Urschel's Twitter handle, not surprisingly, is @mathmeetsfball. But he's not all above the neck.
Few players have bought into Penn State's transformative strength and conditioning program under Craig Fitzgerald more than Urschel, who squats 500 pounds and bench-presses more than 400.
"He might be our strongest player overall," O'Brien said.
The coach adds, "He's got a great shot to play pro football."
The 6-foot-3, 301-pound Urschel, who grew up admiring former Michigan tackle Jake Long, the No. 1 overall pick in the 2008 NFL draft, expects to continue his career at the pro level. But he remains humble about his football success, joking during a recent ESPN.com chat with fans that he might have an easier path to the CFL because he was born in Winnipeg and carries dual citizenship.
Urschel is more confident about his future in academics -- Princeton and MIT definitely are on his radar -- and for good reason.
"It’s not very common for a Master's student to publish a paper," said Ludmil Zikatanov, a mathematics professor at Penn State who advises Urschel. "That shows he's very good. I don’t think he’s typical. He’s better than most. Publishing a paper based on your thesis is an excellent achievement."
Zikatanov is working with Urschel to get another paper published, this time on applications of graph theory. Urschel spent part of his summer working with undergrads on the basics of graph theory, helping them prepare for graduate research.
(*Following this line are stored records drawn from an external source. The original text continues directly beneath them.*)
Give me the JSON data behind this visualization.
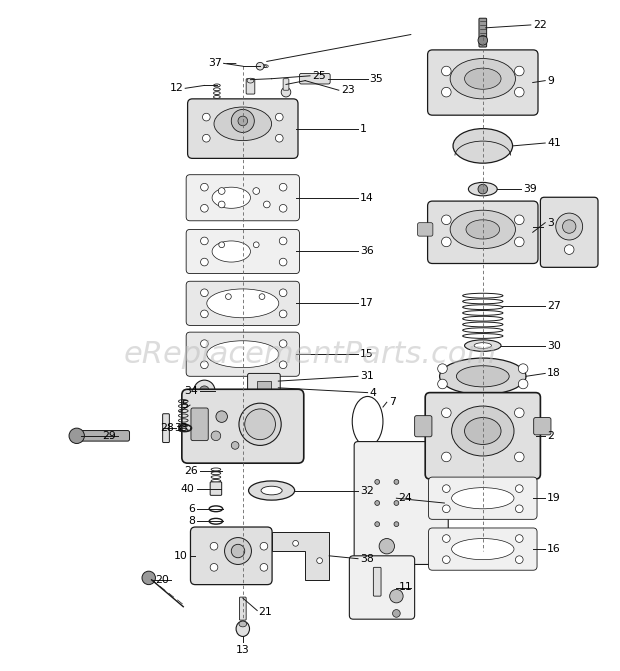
{
  "background_color": "#ffffff",
  "watermark": "eReplacementParts.com",
  "watermark_color": "#bbbbbb",
  "watermark_alpha": 0.5,
  "watermark_fontsize": 22,
  "fig_width": 6.2,
  "fig_height": 6.71,
  "dpi": 100
}
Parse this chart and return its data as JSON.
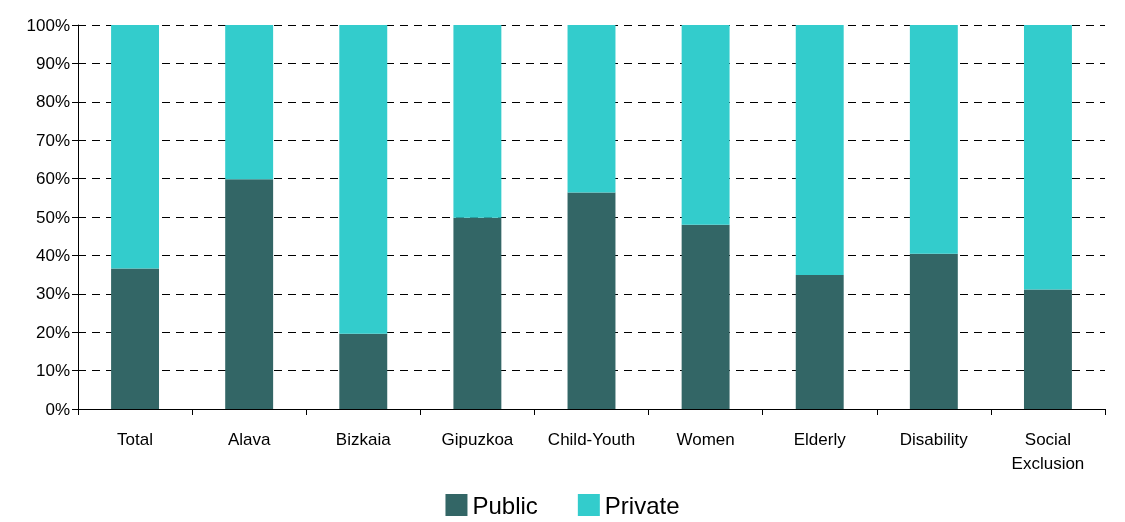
{
  "chart_data": {
    "type": "bar",
    "stacked": true,
    "categories": [
      "Total",
      "Alava",
      "Bizkaia",
      "Gipuzkoa",
      "Child-Youth",
      "Women",
      "Elderly",
      "Disability",
      "Social\nExclusion"
    ],
    "series": [
      {
        "name": "Public",
        "color": "#336666",
        "values": [
          36.6,
          59.8,
          19.6,
          49.8,
          56.4,
          48.0,
          34.9,
          40.4,
          31.1
        ]
      },
      {
        "name": "Private",
        "color": "#33cccc",
        "values": [
          63.4,
          40.2,
          80.4,
          50.2,
          43.6,
          52.0,
          65.1,
          59.6,
          68.9
        ]
      }
    ],
    "ylim": [
      0,
      100
    ],
    "yticks": [
      {
        "value": 0,
        "label": "0%"
      },
      {
        "value": 10,
        "label": "10%"
      },
      {
        "value": 20,
        "label": "20%"
      },
      {
        "value": 30,
        "label": "30%"
      },
      {
        "value": 40,
        "label": "40%"
      },
      {
        "value": 50,
        "label": "50%"
      },
      {
        "value": 60,
        "label": "60%"
      },
      {
        "value": 70,
        "label": "70%"
      },
      {
        "value": 80,
        "label": "80%"
      },
      {
        "value": 90,
        "label": "90%"
      },
      {
        "value": 100,
        "label": "100%"
      }
    ],
    "grid": "y",
    "legend": "bottom"
  }
}
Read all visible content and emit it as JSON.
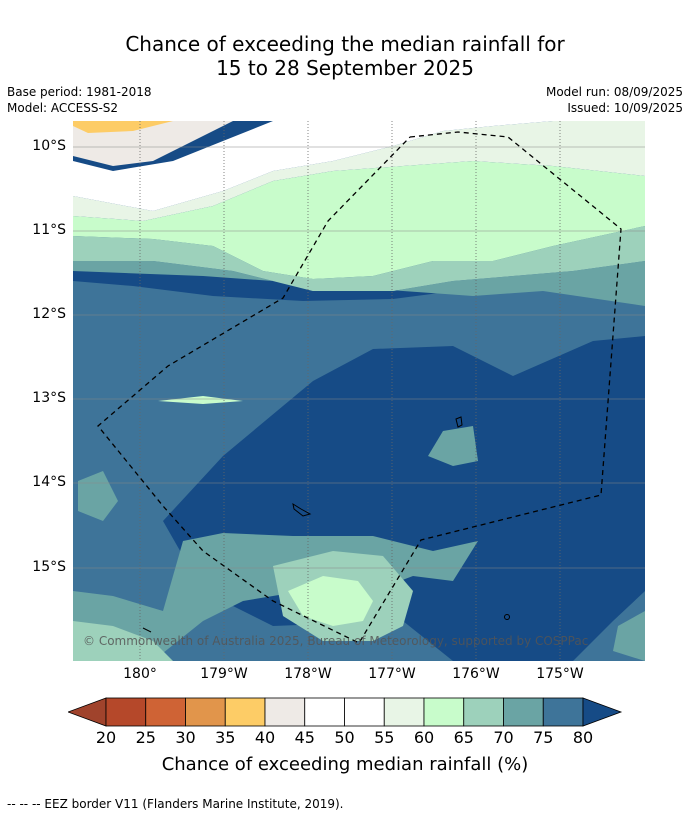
{
  "title": {
    "line1": "Chance of exceeding the median rainfall for",
    "line2": "15 to 28 September 2025"
  },
  "meta": {
    "base_period": "Base period: 1981-2018",
    "model": "Model: ACCESS-S2",
    "model_run": "Model run: 08/09/2025",
    "issued": "Issued: 10/09/2025"
  },
  "map": {
    "lat_labels": [
      "10°S",
      "11°S",
      "12°S",
      "13°S",
      "14°S",
      "15°S"
    ],
    "lon_labels": [
      "180°",
      "179°W",
      "178°W",
      "177°W",
      "176°W",
      "175°W"
    ],
    "copyright": "© Commonwealth of Australia 2025, Bureau of Meteorology, supported by COSPPac"
  },
  "colorbar": {
    "ticks": [
      "20",
      "25",
      "30",
      "35",
      "40",
      "45",
      "50",
      "55",
      "60",
      "65",
      "70",
      "75",
      "80"
    ],
    "colors": [
      "#a0432c",
      "#b5482a",
      "#cf6335",
      "#e1954b",
      "#fdcc66",
      "#eeeae6",
      "#ffffff",
      "#ffffff",
      "#e8f5e6",
      "#c8fccb",
      "#9dd1bb",
      "#6aa4a4",
      "#3e7499",
      "#164b86"
    ],
    "label": "Chance of exceeding median rainfall (%)"
  },
  "footer": "--  --  -- EEZ border V11 (Flanders Marine Institute, 2019)."
}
See if you can spot the All-Big Ten offensive lineman among Penn State's roster of mathematics grad students.
"He's just a guy who has talent in math and apparently talent in football," Zikatanov said. "This not a common quality, but I wouldn't say I was very surprised. He's a very capable man. I can see him defending his Ph.D. I’m not going to say it's easy, but he would be able to do that. I know that he wants to play for the NFL and then continue his studies. I think he will be successful in studying math after that.
"Whether he's in academia or industry, he's just a good mathematician."
Urschel is more than a good student-athlete. He strikes the balance so many strive for but can't reach for various reasons, many outside of their own control. The math whiz has solved the student-athlete equation.
"You can’t tell me when an NFL general manager sits down with him at the combine or during pre-draft meetings, they're not going to fall in love with a guy who's so smart, such a great character," Hopkins said. "Some NFL GM is going to want to make him the face of the franchise."
He's certainly one of the faces of Penn State, and the Big Ten, as he gears up for his final college season.
"In each of us lies great talent that extends far beyond our exploits on the gridiron," Urschel said to conclude his speech in Chicago. "Our whole is much more than the sum of our physical parts, and I have no doubt that this generation of football players, like those who have come before us, and those who will come after us, will make contributions to this world that far exceeds the limit of the football field."